Contrarily to the events on $AMLH on the 3rd-5th of February, I mostly stuck to my risk management strategy, although I exited before given the confirmation technical confirmation that this stock wasn’t going to go my way in the immediate future. This is my second full trade this week, which is already a vast improvement from the previous weeks where I had no positions at all.
My trade settings:
U% = %1
U = $122.18
N = $0.207
P = floor(U/N)= 590 Shares
$P = $902.7
Trade Type: Short
Entry price: $1.53 LMT
Exit price: $1.59 LMT
Absolute Stop: $1.73 (1N absolute stop)
Loss: $38.97 (including commissions)
Entering this position felt more natural; I am finding my trade anxiety easier to manage, and while I still feel the sting of it, I no longer feel paralyzed by the idea of pushing the “Transmit” button every time I prepare my orders.

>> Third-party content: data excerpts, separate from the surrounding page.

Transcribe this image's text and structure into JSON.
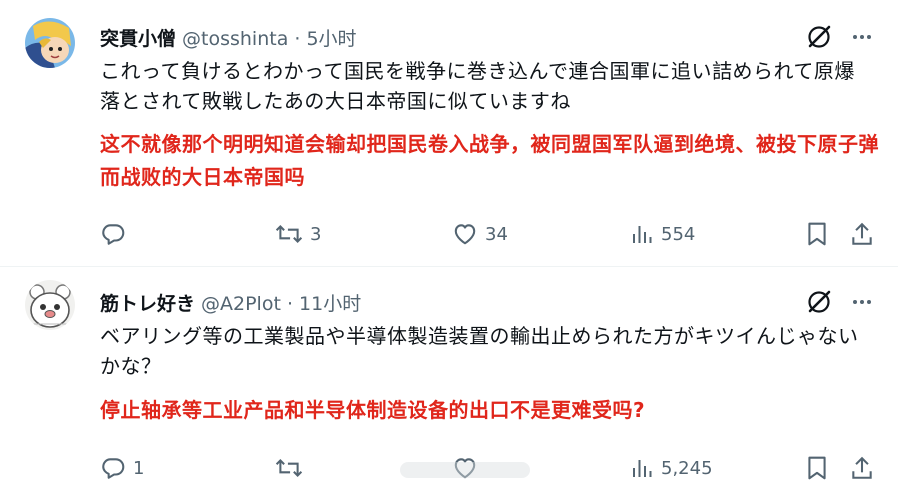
{
  "tweets": [
    {
      "author_name": "突貫小僧",
      "handle": "@tosshinta",
      "time": "5小时",
      "text_jp": "これって負けるとわかって国民を戦争に巻き込んで連合国軍に追い詰められて原爆落とされて敗戦したあの大日本帝国に似ていますね",
      "text_cn": "这不就像那个明明知道会输却把国民卷入战争，被同盟国军队逼到绝境、被投下原子弹而战败的大日本帝国吗",
      "reply_count": "",
      "retweet_count": "3",
      "like_count": "34",
      "view_count": "554"
    },
    {
      "author_name": "筋トレ好き",
      "handle": "@A2Plot",
      "time": "11小时",
      "text_jp": "ベアリング等の工業製品や半導体製造装置の輸出止められた方がキツイんじゃないかな？",
      "text_cn": "停止轴承等工业产品和半导体制造设备的出口不是更难受吗?",
      "reply_count": "1",
      "retweet_count": "",
      "like_count": "",
      "view_count": "5,245"
    }
  ],
  "icons": {
    "reply": "reply-icon",
    "retweet": "retweet-icon",
    "like": "heart-icon",
    "views": "views-icon",
    "bookmark": "bookmark-icon",
    "share": "share-icon",
    "grok": "grok-icon",
    "more": "more-icon"
  },
  "colors": {
    "text": "#0f1419",
    "secondary": "#536471",
    "translation": "#e0261b",
    "divider": "#eff3f4"
  }
}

Having a good plan and accepting my loss prior to taking the position has also been a very helpful experience in dealing with this anxiety. I feel that as time goes, I will be able to further detach from the idea that the numbers I’m trading actually represent money. This will make me a more objective, and consequently a better trader.
As I do with every trade, I follow relentlessly the movement of each tick on the tape and keep an keen eye on the Level 2 board. When I started seeing the “popping” of big orders above the bid as price was evolving downward and noticing that big orders were accumulating below on the bid on the L2 board, I was no longer feeling comfortable with keeping the position. Big orders on the bid would mean support levels therefore potentially limiting the downward motion of the price and therefore my ( and that of other short sellets) profits.
My gut feeling got reinforced when Timothy Sykes posted on the chat that he was getting out. That was my cue to do the same and just felt right.
Gut Score: 100% (2/2)
This is my 4th loss in a row, however I do feel like the last two were not losses resulting of mistakes, but instead losses created by the unpredictable behavior of market and the chances of it going against my bet becoming a reality (some people call it luck, though I don’t really believe in luck). The logic behind both this and my $AMLH trade were consistent with my strategy in regards to reasons to get in, entries and exits.